In an action to recover damages for medical malpractice, etc., the defendants appeal, as limited by their brief, from so much of a judgment of the Supreme Court, Kings County (Patterson, J.), entered July 23, 2007, as, upon a jury verdict on the issue of liability and a jury verdict on the issue of damages, inter alia, awarding the plaintiff Dennis Novick the principal sums of $1,000,000 for past pain and suffering and $1,500,000 for future pain and suffering, and upon an order of the same court dated February 9, 2007, denying those branches of their motion pursuant to CPLR 4404 which were to set aside the jury verdict on the issue of liability and to dismiss the complaint or, in the alternative, to set aside the jury verdict on the issue of liability as against the weight of the evidence and for a new trial, and upon granting that branch of their motion which was, in effect, to reduce the amount of damages awarded as excessive only to the extent of directing a new trial on the issue of damages unless the plaintiffs stipulated, inter alia, to reduce the verdict as to those damages from the sums of $1,000,000 and $1,500,000 to the sums of $750,000, and $1,000,000, respectively, and upon the plaintiffs’ stipulation to so reduce those damages, is in favor of the plaintiffs and against them.

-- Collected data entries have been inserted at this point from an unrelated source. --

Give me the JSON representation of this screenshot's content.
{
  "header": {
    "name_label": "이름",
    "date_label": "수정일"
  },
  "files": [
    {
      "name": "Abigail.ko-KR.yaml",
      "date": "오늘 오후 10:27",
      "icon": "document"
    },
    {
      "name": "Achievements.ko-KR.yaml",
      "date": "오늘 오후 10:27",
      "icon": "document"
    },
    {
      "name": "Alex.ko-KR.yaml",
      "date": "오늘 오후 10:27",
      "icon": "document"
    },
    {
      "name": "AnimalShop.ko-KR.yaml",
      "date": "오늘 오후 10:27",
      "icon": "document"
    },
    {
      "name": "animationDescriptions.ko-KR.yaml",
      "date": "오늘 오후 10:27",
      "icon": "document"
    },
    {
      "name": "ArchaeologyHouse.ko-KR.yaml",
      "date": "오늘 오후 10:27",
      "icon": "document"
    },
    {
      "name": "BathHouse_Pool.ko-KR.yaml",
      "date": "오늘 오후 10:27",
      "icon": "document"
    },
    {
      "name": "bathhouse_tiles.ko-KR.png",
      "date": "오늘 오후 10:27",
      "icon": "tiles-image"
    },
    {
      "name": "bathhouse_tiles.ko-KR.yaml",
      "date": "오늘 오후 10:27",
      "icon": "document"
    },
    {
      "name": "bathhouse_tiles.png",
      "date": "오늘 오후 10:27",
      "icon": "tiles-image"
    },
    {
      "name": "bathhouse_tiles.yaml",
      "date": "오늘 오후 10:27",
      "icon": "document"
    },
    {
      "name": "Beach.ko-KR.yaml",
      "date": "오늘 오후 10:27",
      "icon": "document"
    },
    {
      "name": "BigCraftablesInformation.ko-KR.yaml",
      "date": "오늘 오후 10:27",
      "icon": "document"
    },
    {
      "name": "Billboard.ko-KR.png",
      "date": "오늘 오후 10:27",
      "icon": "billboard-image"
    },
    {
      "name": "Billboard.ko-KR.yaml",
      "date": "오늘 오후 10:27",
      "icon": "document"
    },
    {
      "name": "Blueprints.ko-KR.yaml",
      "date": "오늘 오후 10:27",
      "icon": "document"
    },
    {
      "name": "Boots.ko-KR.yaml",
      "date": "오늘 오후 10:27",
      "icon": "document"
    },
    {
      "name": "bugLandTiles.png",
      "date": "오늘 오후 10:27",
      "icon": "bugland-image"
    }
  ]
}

Ordered that the judgment is affirmed insofar as appealed from, with costs.
“To establish a prima facie case of liability in an action to recover damages for medical malpractice, the plaintiff must prove that the defendant deviated from accepted practice, and that such deviation proximately caused his or her injuries” (Manuka v Crenshaw, 43 AD3d 886, 887 [2007]; see Salmeri v Beth Israel *704Med. Ctr.-Kings Hwy. Div., 39 AD3d 841 [2007]). Here, the evidence was legally sufficient to support the jury’s findings that the defendants departed from good and acceptable standards of medical practice in various respects, and that such deviations proximately caused the injured plaintiffs injuries (see Cohen v Hallmark Cards, 45 NY2d 493 [1978]; Lovett v Interfaith Med. Ctr., 52 AD3d 578, 579 [2008]; Fellin v Sahgal, 35 AD3d 800 [2006]).
Further, the jury’s findings in that regard were based on a fair interpretation of the evidence, and thus were not against the weight of the evidence (see Lovett v Interfaith Med. Ctr., 52 AD3d at 579; Manuka v Crenshaw, 43 AD3d at 887; Salmeri v Beth Israel Med. Ctr.-Kings Hwy. Div., 39 AD3d 841 [2007]; Nicastro v Park, 113 AD2d 129, 132 [1985]). The plaintiffs presented expert testimony in support of their position and it was the province of the jury to determine the credibility of the expert, as well as the credibility of the defendants who testified on their own behalf (see Bryan v Staten Is. Univ. Hosp., 54 AD3d 793 [2008]; Texter v Middletown Dialysis Ctr., Inc., 22 AD3d 831 [2005]; Pace v Jakus, 291 AD2d 436 [2002]).
The damages awards, as reduced and stipulated to by the plaintiffs, do not deviate materially from what would be considered reasonable, compensation (see CPLR 5501 [c]; Calan-drillo v East Nassau Med. Group, 186 AD2d 703 [1992]; Dopwell v City of New York, 227 AD2d 436 [1996]). Mastro, J.E, Miller, Angiolillo and Garni, JJ., concur.